A spring-driven device is accelerated to a predetermined constant velocity and then decelerated to a very low velocity at its final position by the addition of a pneumatic cylinder. A step-type retarding force is applied at some point during the motion of the device. In another version, a controlled velocity with minimum variation is established.

A paper-cutting knife on a copy machine is an example of a spring-driven device which must be accelerated to a velocity, perform the paper-cutting function, and then be decelerated back to zero velocity. In some cases, this operation is performed by a spring-driven link which impacts a rubber bumper on completion of the cutting stroke. The impact causes noise, loosening of set screws, and even copy smearing in certain cases. Any lowering of this impact velocity has obvious advantages. Also it has been shown that the knives will cut when slightly dulled if the cutting velocity is lower than that of the spring-driven mechanism. Therefore, there is a motivation to limit the maximum velocity, as well as to decelerate to zero velocity at the end of the cutting stroke.

The mechanism in Fig. 1 accomplishes both tasks with a single pneumatic cylinder. The system is actually a rotary system but the linear system illustrated shows the principle.

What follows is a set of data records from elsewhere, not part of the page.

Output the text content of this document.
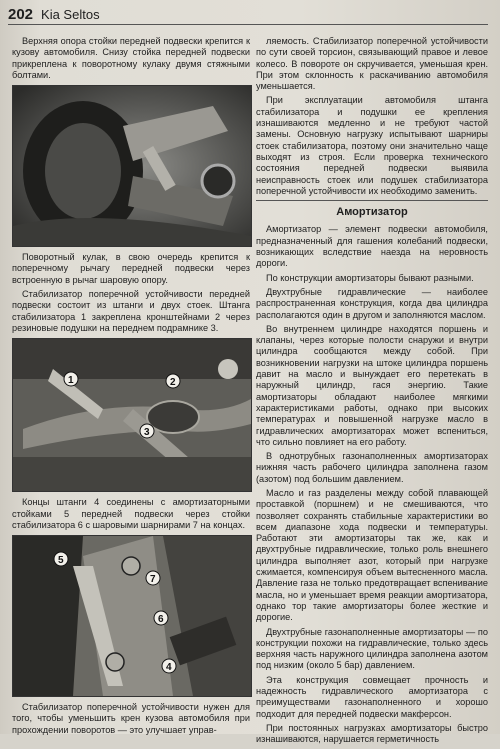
202 Kia Seltos

Верхняя опора стойки передней подвески крепится к кузову автомобиля. Снизу стойка передней подвески прикреплена к поворотному кулаку двумя стяжными болтами.

Поворотный кулак, в свою очередь крепится к поперечному рычагу передней подвески через встроенную в рычаг шаровую опору.

Стабилизатор поперечной устойчивости передней подвески состоит из штанги и двух стоек. Штанга стабилизатора 1 закреплена кронштейнами 2 через резиновые подушки на переднем подрамнике 3.

1	2
3

Концы штанги 4 соединены с амортизаторными стойками 5 передней подвески через стойки стабилизатора 6 с шаровыми шарнирами 7 на концах.

5
7
6
4

Стабилизатор поперечной устойчивости нужен для того, чтобы уменьшить крен кузова автомобиля при прохождении поворотов — это улучшает управ-

ляемость. Стабилизатор поперечной устойчивости по сути своей торсион, связывающий правое и левое колесо. В повороте он скручивается, уменьшая крен. При этом склонность к раскачиванию автомобиля уменьшается.

При эксплуатации автомобиля штанга стабилизатора и подушки ее крепления изнашиваются медленно и не требуют частой замены. Основную нагрузку испытывают шарниры стоек стабилизатора, поэтому они значительно чаще выходят из строя. Если проверка технического состояния передней подвески выявила неисправность стоек или подушек стабилизатора поперечной устойчивости их необходимо заменить.

Амортизатор

Амортизатор — элемент подвески автомобиля, предназначенный для гашения колебаний подвески, возникающих вследствие наезда на неровность дороги.

По конструкции амортизаторы бывают разными.

Двухтрубные гидравлические — наиболее распространенная конструкция, когда два цилиндра располагаются один в другом и заполняются маслом.

Во внутреннем цилиндре находятся поршень и клапаны, через которые полости снаружи и внутри цилиндра сообщаются между собой. При возникновении нагрузки на штоке цилиндра поршень давит на масло и вынуждает его перетекать в наружный цилиндр, гася энергию. Такие амортизаторы обладают наиболее мягкими характеристиками работы, однако при высоких температурах и повышенной нагрузке масло в гидравлических амортизаторах может вспениться, что сильно повлияет на его работу.

В однотрубных газонаполненных амортизаторах нижняя часть рабочего цилиндра заполнена газом (азотом) под большим давлением.

Масло и газ разделены между собой плавающей проставкой (поршнем) и не смешиваются, что позволяет сохранять стабильные характеристики во всем диапазоне хода подвески и температуры. Работают эти амортизаторы так же, как и двухтрубные гидравлические, только роль внешнего цилиндра выполняет азот, который при нагрузке сжимается, компенсируя объем вытесненного масла. Давление газа не только предотвращает вспенивание масла, но и уменьшает время реакции амортизатора, однако тор такие амортизаторы более жесткие и дорогие.

Двухтрубные газонаполненные амортизаторы — по конструкции похожи на гидравлические, только здесь верхняя часть наружного цилиндра заполнена азотом под низким (около 5 бар) давлением.

Эта конструкция совмещает прочность и надежность гидравлического амортизатора с преимуществами газонаполненного и хорошо подходит для передней подвески макферсон.

При постоянных нагрузках амортизаторы быстро изнашиваются, нарушается герметичность
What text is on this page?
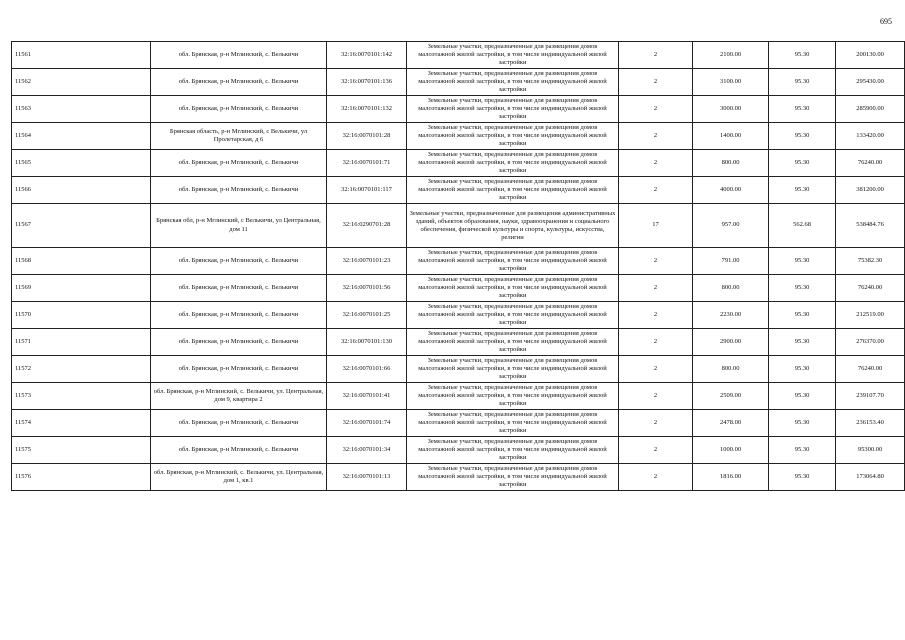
695
11561	обл. Брянская, р-н Мглинский, с. Велькичи	32:16:0070101:142	Земельные участки, предназначенные для размещения домов малоэтажной жилой застройки, в том числе индивидуальной жилой застройки	2	2100.00	95.30	200130.00
11562	обл. Брянская, р-н Мглинский, с. Велькичи	32:16:0070101:136	Земельные участки, предназначенные для размещения домов малоэтажной жилой застройки, в том числе индивидуальной жилой застройки	2	3100.00	95.30	295430.00
11563	обл. Брянская, р-н Мглинский, с. Велькичи	32:16:0070101:132	Земельные участки, предназначенные для размещения домов малоэтажной жилой застройки, в том числе индивидуальной жилой застройки	2	3000.00	95.30	285900.00
11564	Брянская область, р-н Мглинский, с Велькичи, ул Пролетарская, д 6	32:16:0070101:28	Земельные участки, предназначенные для размещения домов малоэтажной жилой застройки, в том числе индивидуальной жилой застройки	2	1400.00	95.30	133420.00
11565	обл. Брянская, р-н Мглинский, с. Велькичи	32:16:0070101:71	Земельные участки, предназначенные для размещения домов малоэтажной жилой застройки, в том числе индивидуальной жилой застройки	2	800.00	95.30	76240.00
11566	обл. Брянская, р-н Мглинский, с. Велькичи	32:16:0070101:117	Земельные участки, предназначенные для размещения домов малоэтажной жилой застройки, в том числе индивидуальной жилой застройки	2	4000.00	95.30	381200.00
11567	Брянская обл, р-н Мглинский, с Велькичи, ул Центральная, дом 11	32:16:0290701:28	Земельные участки, предназначенные для размещения административных зданий, объектов образования, науки, здравоохранения и социального обеспечения, физической культуры и спорта, культуры, искусства, религии	17	957.00	562.68	538484.76
11568	обл. Брянская, р-н Мглинский, с. Велькичи	32:16:0070101:23	Земельные участки, предназначенные для размещения домов малоэтажной жилой застройки, в том числе индивидуальной жилой застройки	2	791.00	95.30	75382.30
11569	обл. Брянская, р-н Мглинский, с. Велькичи	32:16:0070101:56	Земельные участки, предназначенные для размещения домов малоэтажной жилой застройки, в том числе индивидуальной жилой застройки	2	800.00	95.30	76240.00
11570	обл. Брянская, р-н Мглинский, с. Велькичи	32:16:0070101:25	Земельные участки, предназначенные для размещения домов малоэтажной жилой застройки, в том числе индивидуальной жилой застройки	2	2230.00	95.30	212519.00
11571	обл. Брянская, р-н Мглинский, с. Велькичи	32:16:0070101:130	Земельные участки, предназначенные для размещения домов малоэтажной жилой застройки, в том числе индивидуальной жилой застройки	2	2900.00	95.30	276370.00
11572	обл. Брянская, р-н Мглинский, с. Велькичи	32:16:0070101:66	Земельные участки, предназначенные для размещения домов малоэтажной жилой застройки, в том числе индивидуальной жилой застройки	2	800.00	95.30	76240.00
11573	обл. Брянская, р-н Мглинский, с. Велькичи, ул. Центральная, дом 9, квартира 2	32:16:0070101:41	Земельные участки, предназначенные для размещения домов малоэтажной жилой застройки, в том числе индивидуальной жилой застройки	2	2509.00	95.30	239107.70
11574	обл. Брянская, р-н Мглинский, с. Велькичи	32:16:0070101:74	Земельные участки, предназначенные для размещения домов малоэтажной жилой застройки, в том числе индивидуальной жилой застройки	2	2478.00	95.30	236153.40
11575	обл. Брянская, р-н Мглинский, с. Велькичи	32:16:0070101:34	Земельные участки, предназначенные для размещения домов малоэтажной жилой застройки, в том числе индивидуальной жилой застройки	2	1000.00	95.30	95300.00
11576	обл. Брянская, р-н Мглинский, с. Велькичи, ул. Центральная, дом 1, кв.1	32:16:0070101:13	Земельные участки, предназначенные для размещения домов малоэтажной жилой застройки, в том числе индивидуальной жилой застройки	2	1816.00	95.30	173064.80
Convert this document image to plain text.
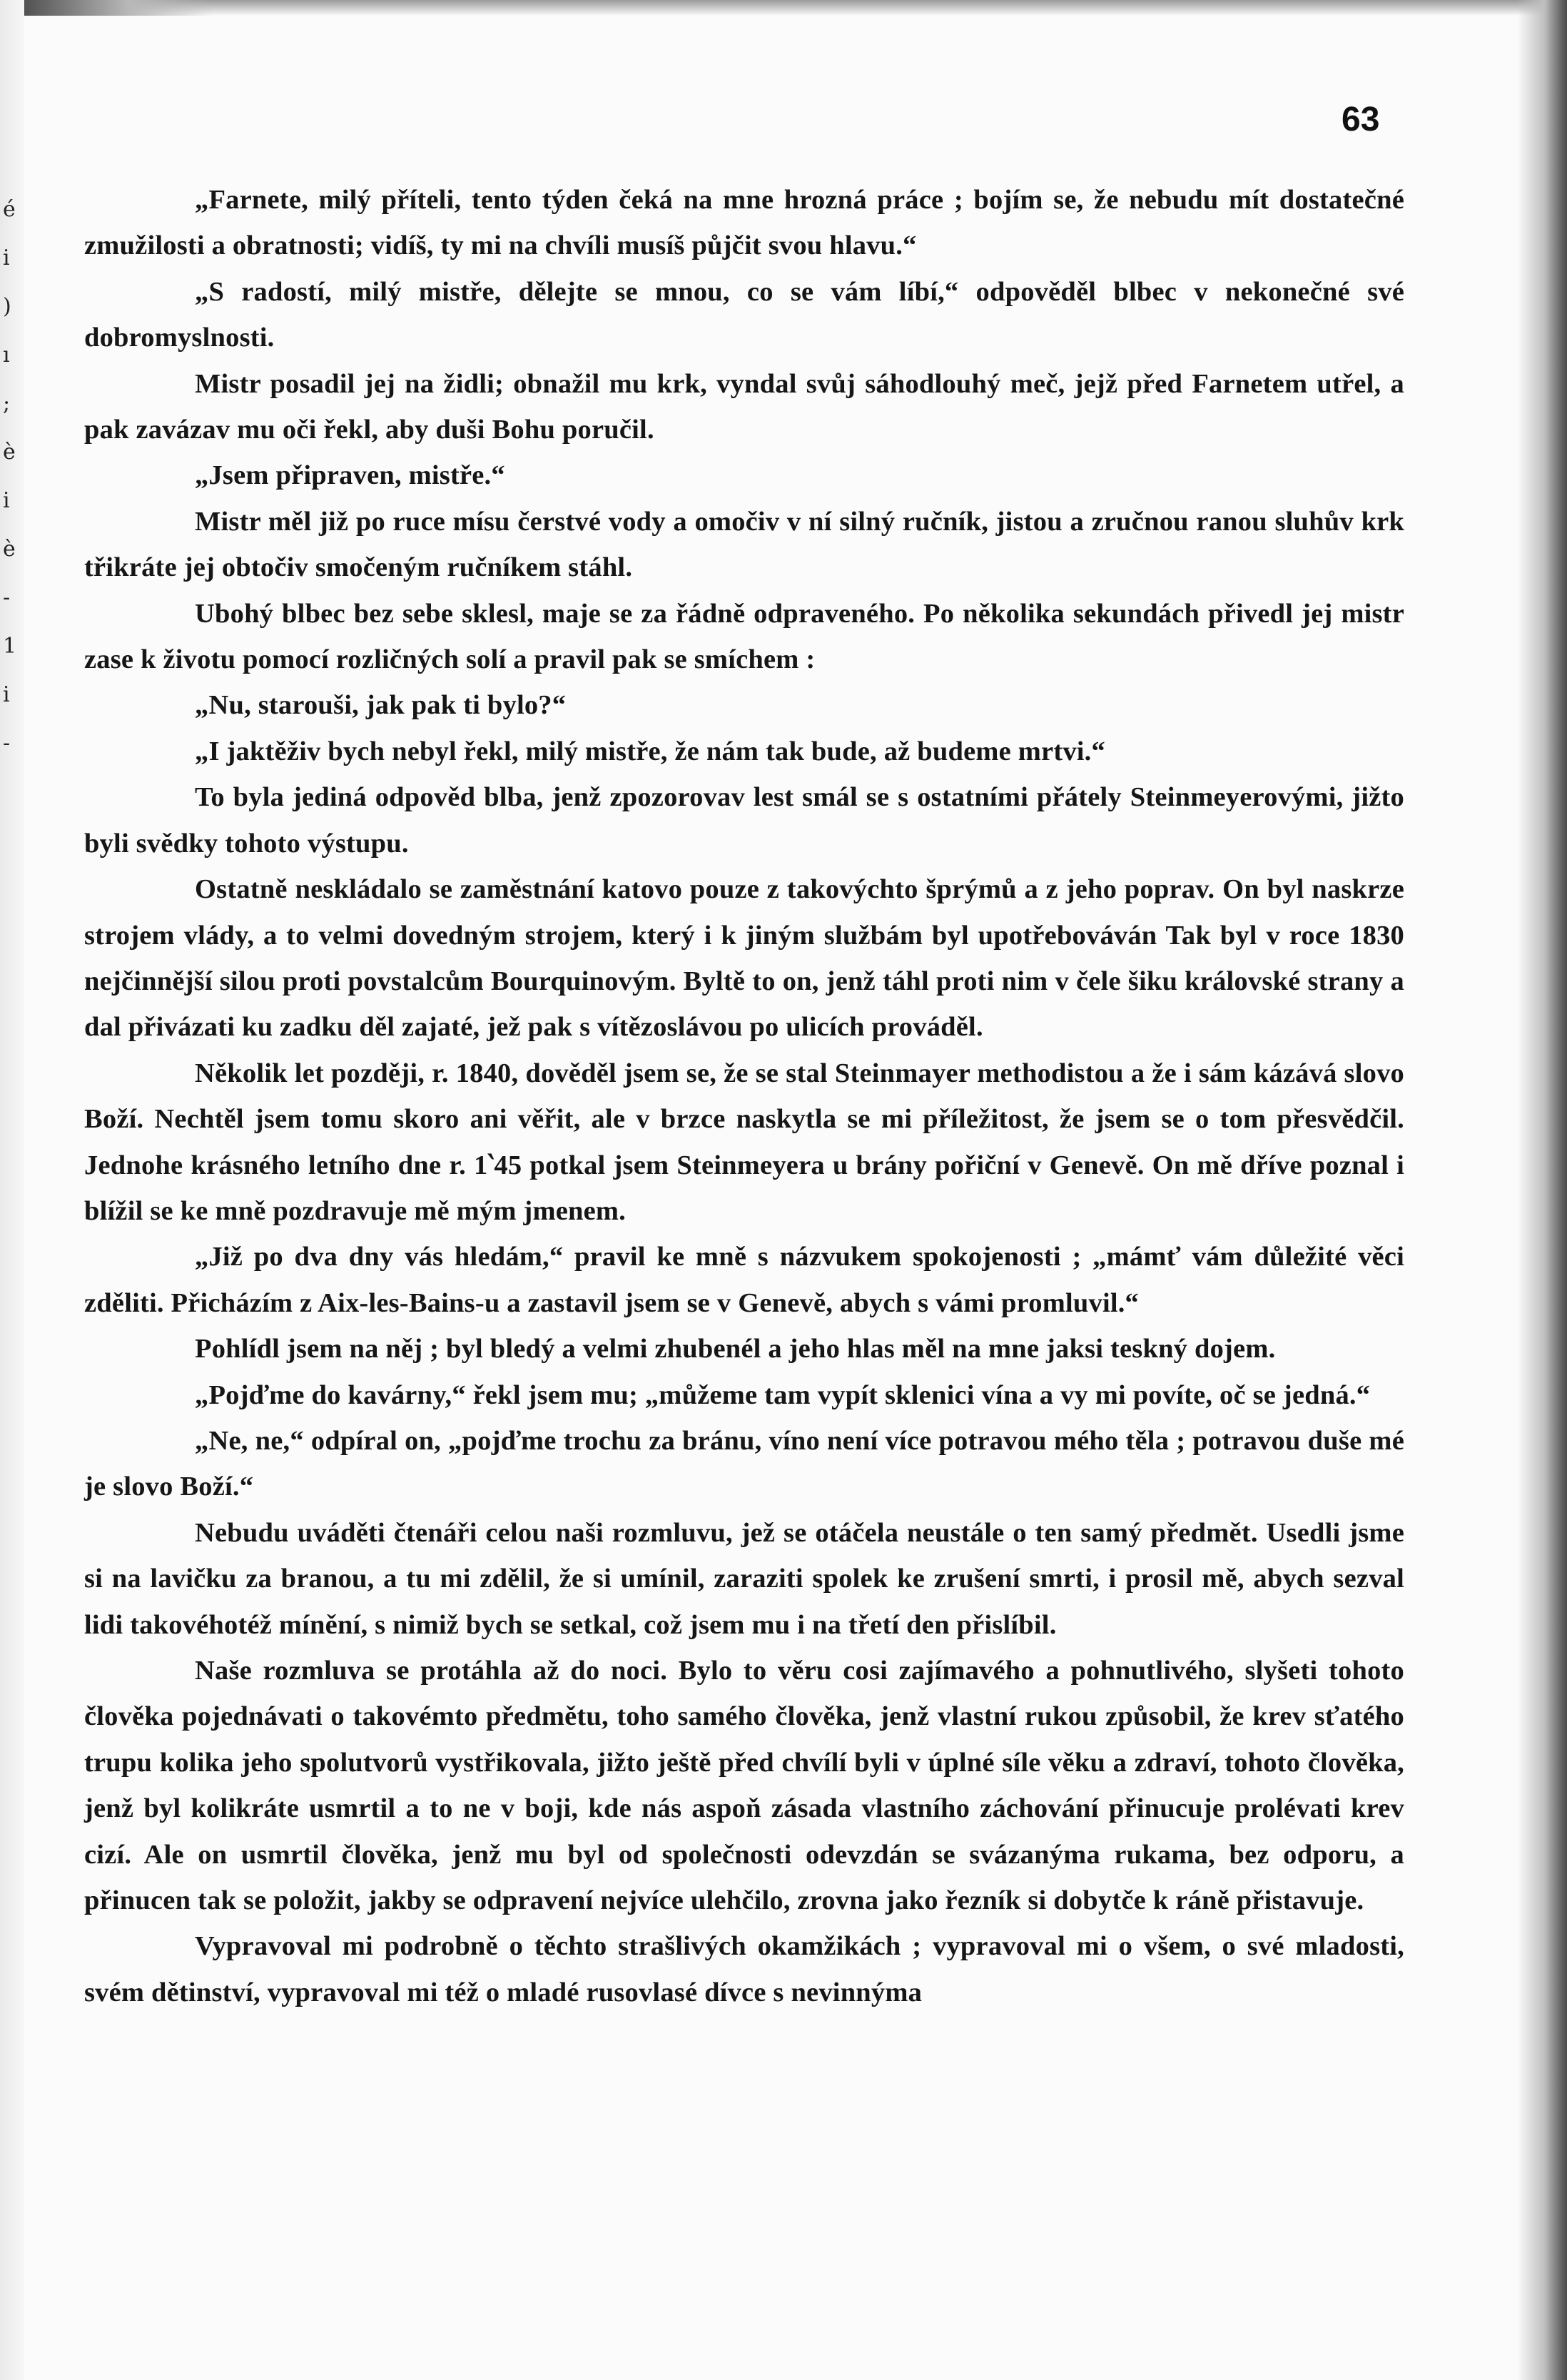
é
i
)
ı
;
è
i
è
-
1
i
-
63

„Farnete, milý příteli, tento týden čeká na mne hrozná práce ; bojím se, že nebudu mít dostatečné zmužilosti a obratnosti; vidíš, ty mi na chvíli musíš půjčit svou hlavu.“

„S radostí, milý mistře, dělejte se mnou, co se vám líbí,“ odpověděl blbec v nekonečné své dobromyslnosti.

Mistr posadil jej na židli; obnažil mu krk, vyndal svůj sáhodlouhý meč, jejž před Farnetem utřel, a pak zavázav mu oči řekl, aby duši Bohu poručil.

„Jsem připraven, mistře.“

Mistr měl již po ruce mísu čerstvé vody a omočiv v ní silný ručník, jistou a zručnou ranou sluhův krk třikráte jej obtočiv smočeným ručníkem stáhl.

Ubohý blbec bez sebe sklesl, maje se za řádně odpraveného. Po několika sekundách přivedl jej mistr zase k životu pomocí rozličných solí a pravil pak se smíchem :

„Nu, starouši, jak pak ti bylo?“

„I jaktěživ bych nebyl řekl, milý mistře, že nám tak bude, až budeme mrtvi.“

To byla jediná odpověd blba, jenž zpozorovav lest smál se s ostatními přátely Steinmeyerovými, jižto byli svědky tohoto výstupu.

Ostatně neskládalo se zaměstnání katovo pouze z takovýchto šprýmů a z jeho poprav. On byl naskrze strojem vlády, a to velmi dovedným strojem, který i k jiným službám byl upotřebováván Tak byl v roce 1830 nejčinnější silou proti povstalcům Bourquinovým. Byltě to on, jenž táhl proti nim v čele šiku královské strany a dal přivázati ku zadku děl zajaté, jež pak s vítězoslávou po ulicích prováděl.

Několik let později, r. 1840, dověděl jsem se, že se stal Steinmayer methodistou a že i sám kázává slovo Boží. Nechtěl jsem tomu skoro ani věřit, ale v brzce naskytla se mi příležitost, že jsem se o tom přesvědčil. Jednohe krásného letního dne r. 1‵45 potkal jsem Steinmeyera u brány pořiční v Genevě. On mě dříve poznal i blížil se ke mně pozdravuje mě mým jmenem.

„Již po dva dny vás hledám,“ pravil ke mně s názvukem spokojenosti ; „mámť vám důležité věci zděliti. Přicházím z Aix-les-Bains-u a zastavil jsem se v Genevě, abych s vámi promluvil.“

Pohlídl jsem na něj ; byl bledý a velmi zhubenél a jeho hlas měl na mne jaksi teskný dojem.

„Pojďme do kavárny,“ řekl jsem mu; „můžeme tam vypít sklenici vína a vy mi povíte, oč se jedná.“

„Ne, ne,“ odpíral on, „pojďme trochu za bránu, víno není více potravou mého těla ; potravou duše mé je slovo Boží.“

Nebudu uváděti čtenáři celou naši rozmluvu, jež se otáčela neustále o ten samý předmět. Usedli jsme si na lavičku za branou, a tu mi zdělil, že si umínil, zaraziti spolek ke zrušení smrti, i prosil mě, abych sezval lidi takovéhotéž mínění, s nimiž bych se setkal, což jsem mu i na třetí den přislíbil.

Naše rozmluva se protáhla až do noci. Bylo to věru cosi zajímavého a pohnutlivého, slyšeti tohoto člověka pojednávati o takovémto předmětu, toho samého člověka, jenž vlastní rukou způsobil, že krev sťatého trupu kolika jeho spolutvorů vystřikovala, jižto ještě před chvílí byli v úplné síle věku a zdraví, tohoto člověka, jenž byl kolikráte usmrtil a to ne v boji, kde nás aspoň zásada vlastního záchování přinucuje prolévati krev cizí. Ale on usmrtil člověka, jenž mu byl od společnosti odevzdán se svázanýma rukama, bez odporu, a přinucen tak se položit, jakby se odpravení nejvíce ulehčilo, zrovna jako řezník si dobytče k ráně přistavuje.

Vypravoval mi podrobně o těchto strašlivých okamžikách ; vypravoval mi o všem, o své mladosti, svém dětinství, vypravoval mi též o mladé rusovlasé dívce s nevinnýma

One pneumatic cylinder coupled to the spring-driven mass can cause both a limiting velocity and a controlled deceleration at the end of the stroke.

During the acceleration portion from 1 to 2 of the stroke, the pressure force created at the suction side of the piston builds up to equal the spring force. During the velocity-limited portion 2 to 3, the spring force and pressure forces are equal. (This also is the paper cutting portion. The effect of the paper cutting force will not be discussed at this point in order to understand the action of the pneumatic cylinder more clearly). At the start of deceleration portion at 3, the piston extension A starts covering the major portion of the cylinder hole B which in turn activates the compression end of the cylinder by allowing the air to escape at a rate which causes a pressure increase to decelerate the mass. The suction and exhaust orifices are sized to cause the desired limiting velocity and deceleration characteristic.

The same characteristic cannot be obtained by simply using the compression part of the cylinder. Computer programs have been written which calculate the dynamic motion of the mass and the dynamic pressure in the cylinder.

The knife is subjected to a step-type retarding force during its stroke due to the force required to cut the paper. Velocity limiting with minimum velocity ...